Also verließen wir den Saal und machten uns auf den Weg zu unseren Gemächern. Das von Arya und Fírnen lag direkt neben unserem, daher gingen wir noch ein Stück gemeinsam.

Kurze Zeit liefen wir schweigend nebeneinander her, während Dorn und Fírnen sich über den bevorstehenden Flug unterhielten und überlegten, wie sie die lange Strecke am besten bewältigen könnten.
Arya und ich hörten einfach nur zu, bis sich irgendwann das Gesprächsthema änderte. Das Gespräch driftete in einen der hinteren Winkel unserer Köpfe und schließlich brach ich das Schweigen. "Wie ist es dir all die Jahre ergangen, Arya Svit-kona?"
Es war kein besonders einfallsreiches Thema, doch ich wollte mal einen Moment nicht an das Bevorstehende denken, sondern vielmehr hören, was ich verpasst hatte, auch wenn ich genau wusste, das es mir das später schwerer machen würde, wieder ins Exil zurückzukehren.

Arya schien sich an der Belanglosigkeit dieser Frage nicht zu stören, auch wenn man bei ihr natürlich nie wissen konnte, was sie wirklich dachte. Diesen geheimnisvollen Blick teilten nahezu alle Elfen.

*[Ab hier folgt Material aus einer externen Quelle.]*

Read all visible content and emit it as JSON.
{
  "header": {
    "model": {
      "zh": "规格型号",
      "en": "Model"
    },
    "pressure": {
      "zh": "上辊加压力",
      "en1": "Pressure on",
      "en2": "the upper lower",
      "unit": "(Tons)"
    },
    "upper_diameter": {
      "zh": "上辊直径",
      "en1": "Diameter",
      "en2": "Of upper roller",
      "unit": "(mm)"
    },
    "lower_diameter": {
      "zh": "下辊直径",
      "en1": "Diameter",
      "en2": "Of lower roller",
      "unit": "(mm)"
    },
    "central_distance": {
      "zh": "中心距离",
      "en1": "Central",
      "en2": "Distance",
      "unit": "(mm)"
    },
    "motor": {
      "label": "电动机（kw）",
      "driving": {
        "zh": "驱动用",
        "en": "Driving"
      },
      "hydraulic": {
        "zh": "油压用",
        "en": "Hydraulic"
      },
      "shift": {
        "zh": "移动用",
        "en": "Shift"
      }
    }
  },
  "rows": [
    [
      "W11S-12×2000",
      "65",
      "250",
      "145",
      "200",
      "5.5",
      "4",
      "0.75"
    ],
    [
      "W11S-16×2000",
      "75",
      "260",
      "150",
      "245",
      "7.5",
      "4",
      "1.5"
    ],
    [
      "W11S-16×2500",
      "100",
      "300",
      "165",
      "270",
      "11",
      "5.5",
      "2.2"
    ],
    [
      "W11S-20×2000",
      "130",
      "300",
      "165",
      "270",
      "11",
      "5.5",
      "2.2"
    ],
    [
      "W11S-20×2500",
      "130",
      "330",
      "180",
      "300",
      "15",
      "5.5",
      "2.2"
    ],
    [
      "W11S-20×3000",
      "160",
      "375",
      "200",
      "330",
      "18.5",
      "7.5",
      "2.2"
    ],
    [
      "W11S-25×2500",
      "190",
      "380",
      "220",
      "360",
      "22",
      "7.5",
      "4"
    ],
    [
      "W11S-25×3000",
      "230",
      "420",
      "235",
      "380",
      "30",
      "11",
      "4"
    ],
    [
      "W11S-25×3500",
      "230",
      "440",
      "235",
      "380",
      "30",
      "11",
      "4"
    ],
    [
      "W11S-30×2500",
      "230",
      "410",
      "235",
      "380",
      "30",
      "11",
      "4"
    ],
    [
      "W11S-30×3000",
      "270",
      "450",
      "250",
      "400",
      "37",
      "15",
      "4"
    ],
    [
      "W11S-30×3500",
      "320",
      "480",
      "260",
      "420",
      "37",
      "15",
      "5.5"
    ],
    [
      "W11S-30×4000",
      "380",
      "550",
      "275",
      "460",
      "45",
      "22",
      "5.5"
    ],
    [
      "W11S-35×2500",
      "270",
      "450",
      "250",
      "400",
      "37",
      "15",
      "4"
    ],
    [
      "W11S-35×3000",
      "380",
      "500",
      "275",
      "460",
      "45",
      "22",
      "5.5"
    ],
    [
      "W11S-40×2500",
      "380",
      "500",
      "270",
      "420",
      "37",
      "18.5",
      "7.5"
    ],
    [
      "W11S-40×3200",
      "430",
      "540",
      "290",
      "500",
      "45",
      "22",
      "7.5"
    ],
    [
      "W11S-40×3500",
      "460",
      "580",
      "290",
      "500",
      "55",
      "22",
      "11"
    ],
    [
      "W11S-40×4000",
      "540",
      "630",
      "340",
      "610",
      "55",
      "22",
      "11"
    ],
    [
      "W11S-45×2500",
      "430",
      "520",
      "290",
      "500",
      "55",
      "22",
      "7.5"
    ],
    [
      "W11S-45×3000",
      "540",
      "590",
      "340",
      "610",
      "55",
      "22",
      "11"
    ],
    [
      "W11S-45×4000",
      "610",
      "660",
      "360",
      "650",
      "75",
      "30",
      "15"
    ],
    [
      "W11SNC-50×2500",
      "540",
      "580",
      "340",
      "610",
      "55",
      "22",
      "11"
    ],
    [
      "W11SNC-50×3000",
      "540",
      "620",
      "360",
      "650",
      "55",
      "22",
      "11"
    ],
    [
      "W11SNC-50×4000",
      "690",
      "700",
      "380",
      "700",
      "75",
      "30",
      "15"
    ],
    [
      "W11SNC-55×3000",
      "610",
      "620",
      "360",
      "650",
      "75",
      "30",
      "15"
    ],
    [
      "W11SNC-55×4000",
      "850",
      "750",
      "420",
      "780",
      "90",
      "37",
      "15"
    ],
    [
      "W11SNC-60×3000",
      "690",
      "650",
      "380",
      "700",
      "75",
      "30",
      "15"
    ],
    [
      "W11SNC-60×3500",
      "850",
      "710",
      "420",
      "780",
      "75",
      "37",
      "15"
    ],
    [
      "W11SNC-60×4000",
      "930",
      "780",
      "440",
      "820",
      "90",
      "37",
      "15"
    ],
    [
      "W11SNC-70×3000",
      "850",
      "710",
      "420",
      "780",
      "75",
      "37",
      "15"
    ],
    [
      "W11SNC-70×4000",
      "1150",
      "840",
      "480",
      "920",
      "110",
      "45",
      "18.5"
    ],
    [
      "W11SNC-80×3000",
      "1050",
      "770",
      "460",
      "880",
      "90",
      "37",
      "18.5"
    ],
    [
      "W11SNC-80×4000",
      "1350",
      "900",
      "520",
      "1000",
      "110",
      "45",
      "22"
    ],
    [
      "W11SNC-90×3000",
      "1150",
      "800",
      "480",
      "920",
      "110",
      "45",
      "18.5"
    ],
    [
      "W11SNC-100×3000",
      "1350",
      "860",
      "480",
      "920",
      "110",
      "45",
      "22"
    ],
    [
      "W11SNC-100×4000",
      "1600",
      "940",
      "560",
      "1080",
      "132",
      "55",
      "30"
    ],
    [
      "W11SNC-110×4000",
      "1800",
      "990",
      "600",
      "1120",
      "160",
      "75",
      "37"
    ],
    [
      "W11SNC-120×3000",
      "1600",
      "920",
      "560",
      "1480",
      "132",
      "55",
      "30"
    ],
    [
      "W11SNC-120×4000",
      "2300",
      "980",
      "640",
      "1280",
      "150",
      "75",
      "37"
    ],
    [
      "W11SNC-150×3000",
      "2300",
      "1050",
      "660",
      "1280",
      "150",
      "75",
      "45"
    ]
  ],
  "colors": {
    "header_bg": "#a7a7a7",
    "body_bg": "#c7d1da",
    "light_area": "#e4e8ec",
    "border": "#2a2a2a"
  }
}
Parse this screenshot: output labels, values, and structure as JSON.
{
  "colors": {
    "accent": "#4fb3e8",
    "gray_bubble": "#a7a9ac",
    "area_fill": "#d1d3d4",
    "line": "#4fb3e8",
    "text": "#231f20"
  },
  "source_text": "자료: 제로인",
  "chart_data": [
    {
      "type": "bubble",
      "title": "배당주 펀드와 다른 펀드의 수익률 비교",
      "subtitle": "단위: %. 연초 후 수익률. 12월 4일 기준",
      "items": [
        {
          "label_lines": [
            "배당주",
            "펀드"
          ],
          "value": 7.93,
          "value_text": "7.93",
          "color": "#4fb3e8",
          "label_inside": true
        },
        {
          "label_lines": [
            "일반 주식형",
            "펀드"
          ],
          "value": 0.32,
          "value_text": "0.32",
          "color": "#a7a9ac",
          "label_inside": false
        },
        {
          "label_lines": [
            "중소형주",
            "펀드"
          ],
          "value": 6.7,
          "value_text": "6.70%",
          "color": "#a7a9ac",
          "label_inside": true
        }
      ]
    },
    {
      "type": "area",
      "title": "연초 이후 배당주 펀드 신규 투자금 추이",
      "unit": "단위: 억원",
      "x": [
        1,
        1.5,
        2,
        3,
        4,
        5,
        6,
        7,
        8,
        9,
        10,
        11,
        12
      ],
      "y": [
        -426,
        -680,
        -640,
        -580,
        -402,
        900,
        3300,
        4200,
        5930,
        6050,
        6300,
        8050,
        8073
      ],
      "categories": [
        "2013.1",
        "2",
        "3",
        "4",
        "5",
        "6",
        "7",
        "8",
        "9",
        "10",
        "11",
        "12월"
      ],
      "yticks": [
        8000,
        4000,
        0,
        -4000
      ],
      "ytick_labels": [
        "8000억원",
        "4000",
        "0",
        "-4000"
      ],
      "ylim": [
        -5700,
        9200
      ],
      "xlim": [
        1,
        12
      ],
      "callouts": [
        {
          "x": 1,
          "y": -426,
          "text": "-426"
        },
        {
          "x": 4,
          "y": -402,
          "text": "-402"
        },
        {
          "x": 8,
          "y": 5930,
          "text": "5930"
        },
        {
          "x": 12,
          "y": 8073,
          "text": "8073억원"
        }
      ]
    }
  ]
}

"Nun, das meiste wird dir wohl schon bekannt sein, nehme ich an. Ich kehrte nach Du Weldenvarden zurück, um den Tod meiner Mutter zu verarbeiten. Islanzadí zu verlieren, nach dem wir uns gerade erst wieder nähergekommen waren, war... nicht einfach." Ich sah Arya an, dass da noch mehr war, aber auch, dass es sie schon Überwindung kostete, mir überhaupt etwas darüber zu erzählen, deshalb fragte ich nicht weiter nach.
"Ich war bei meiner Ankunft gefasster, jedoch zog ich mich eine Zeit lang auch dort zurück, nachdem ich die Angelegenheiten meiner Mutter geregelt hatte. Wie du weißt, wird bei uns nicht der Erbe Nachfolger, sondern ein vom Volk gewählter Kandidat.
Daher machte ich mir keinerlei Gedanken darüber und bin stattdessen erstmal mit Fírnen, der kurz vor meiner Ankunft geschlüpft war, zu Oromis' Hütte auf den Felsen von Tel'naeír, die ja jetzt leerstand."

Arya hatte das bestimmt nicht beabsichtigt, doch ich konnte mein schlechtes Gewissen nicht zurückhalten und schlug kurz die Augen nieder. Schließlich waren es Dorn und ich gewesen, die Eragons Lehrmeister Oromis und dessen Drachen Glaedr getötet hatten. Wir hatten zwar keine Kontrolle mehr über uns gehabt, weil Galbatorix uns steuerte, aber das machte es nicht besser. Wir waren schuld.

"Der Ort schien uns geeignet, da er immer von einer friedvollen Aura umgeben ist", fuhr die Elfe fort, "und abgesehen davon, weil dort alles war, was wir über die Ausbildung neuer Drachen und ihrer Reiter wissen mussten. Glaedr, der sich für ein Leben als Eldunarí entschieden hatte, hat uns geraten, dort zu trainieren und Fírnens Existenz erstmal für uns zu behalten. Ein Jahr hatten wir dort für uns, in dem ich mich wieder fand und mit Fírnen viel Neues gelernt habe."
Arya machte eine kurze Pause.

"Dann kamen eines Tages die Ältesten zu mir und fragten mich, ob ich Königin werden wolle, denn das Volk war beeindruckt von meinen Taten in den Schlachten, es wollte einen starken Anführer."

"Hatten sie denn noch keinen neuen König gewählt?", fragte ich, etwas verwundert über die lange Dauer.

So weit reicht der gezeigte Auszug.